Aécio diz que prefeitos são responsáveis pelos estragos das chuvas e ameaça reter verbas; região de BH está em situação de emergência

Rayder Bragon
Especial para o UOL Notícias
Em Belo Horizonte (MG)

Atualizada às 14h55

Nesta terça-feira (6), o governador de Minas Gerais, Aécio Neves (PSDB), atribuiu a prefeituras cujas defesas civis são inoperantes uma parcela de culpa pelos estragos das chuvas no Estado e pelas mortes relacionadas aos temporais. Segundo Aécio, a partir de agora, somente receberão recursos do governo estadual aqueles municípios que contarem com órgãos estruturados, que de fato prestem auxílio à população local.

Caos em Belo Horizonte

  • Bruno Figueiredo/O Tempo/AE

    Vista da avenida Abílio Machado, no bairro Alípio de Melo, região noroeste de Belo Horizonte (MG), onde uma erosão abriu um buraco em uma das pistas. O tráfego foi desviado para quem segue no sentido bairro/centro

Em coletiva na Prefeitura de Belo Horizonte, ao lado do prefeito Marcio Lacerda (PSB), o tucano disse que dará prioridade a transferências de recursos "para os municípios mineiros que tiverem estabelecidas, treinadas e em operação as suas coordenadorias de Defesa Civil. Hoje em Minas Gerais, formalmente, seiscentos e poucos municípios têm as suas coordenadorias, mas apenas 150 as têm funcionando", disse.

Tradicionalmente, a média de mortes causadas por chuva no Estado é de cerca de 20 pessoas no período compreendido entre setembro e abril. Somente até o início de janeiro de 2009, o número já superou a média histórica.

Para o governador, o aumento de mortes nesta temporada deve ser atribuída em parte, à ausência da atuação dos órgãos de Defesa Civil. Ele deu prazo aos novos prefeitos para a implantação.

"Nós estamos passando uma determinação aos prefeitos - e àqueles que não instalarem suas coordenadorias - que terão dificuldade de receber repasses do governo do Estado. Queremos instar os novos prefeitos e os reeleitos a, no prazo máximo de seis meses, terem suas coordenadorias funcionado", disse.

O governador salientou que os municípios terão treinamento ofertado pela Defesa Civil do Estado, sem ônus para as prefeituras.

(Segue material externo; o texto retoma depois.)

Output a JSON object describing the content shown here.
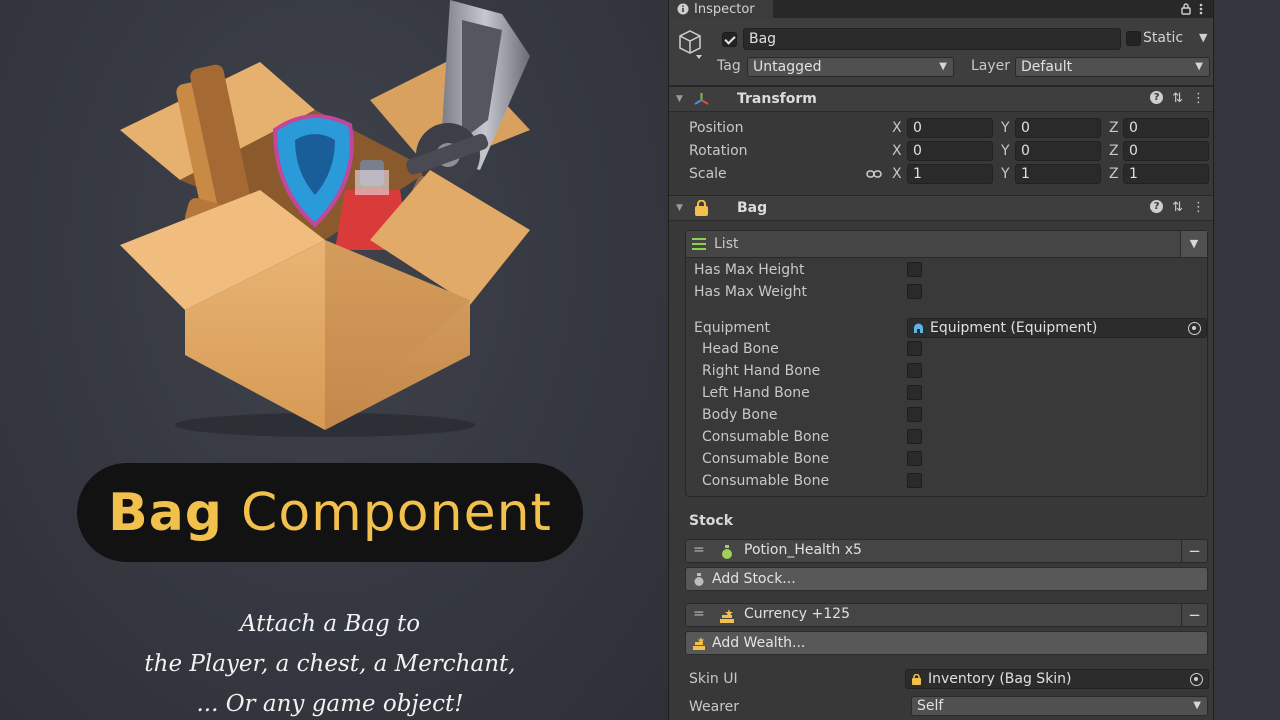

Aécio ainda anunciou que o governo do Estado vai encampar, em Belo Horizonte, a conclusão das obras de duplicação da avenida Antônio Carlos e a concretagem de parte do leito do rio Arrudas, na região que transbordou na noite do Ano-Novo. Segundo ele, as obras devem representar gasto de R$ 270 milhões ao Tesouro do Estado e já estão previstas no Orçamento. Ao final da reunião, ele e Marcio Lacerda foram visitar a região afetada pelas chuvas na avenida Tereza Cristina, região oeste de Belo Horizonte.

Estado de emergência
A região metropolitana de Belo Horizonte também tem sido atingida por fortes chuvas. O prefeito da capital, Marcio Lacerda (PSB), anunciou na noite de segunda-feira (5) que decretará estado de emergência no perímetro atingido por temporal na noite do Réveillon, que matou quatro pessoas e deixou uma desaparecida.

Famílias do entorno da avenida Tereza Cristina e a região do bairro Barreiro serão listadas por técnicos da prefeitura e, após a anuência do Ministério da Integração Nacional, os moradores poderão retirar parte do FGTS (Fundo de Garantia por Tempo de Serviço) para readquirir bens perdidos.

Outra medida anunciada por ele será a isenção da cobrança do IPTU (Imposto Predial Territorial Urbano) de 2009 para as famílias atingidas e a devolução do imposto cobrado no ano passado.

O número de municípios mineiros que declararam situação de emergência por causa das chuvas que castigam o Estado passou de 56 para 57 hoje. A cidade de Alto Jequitibá, Zona da Mata, foi a mais recente cidade a declarar a condição por causa de danos sofridos com os temporais, de um total de 97 localidades que relataram algum tipo de prejuízo relacionados com as chuvas.

Os temporais mataram 23 pessoas e feriram 295, desde setembro de 2008, início da temporada de chuvas em Minas.

Segundo a Defesa Civil Estadual, 6.235 pessoas estão desabrigadas e 56.758 desalojadas, ou seja, foram levadas para casa de parentes ou vizinhos.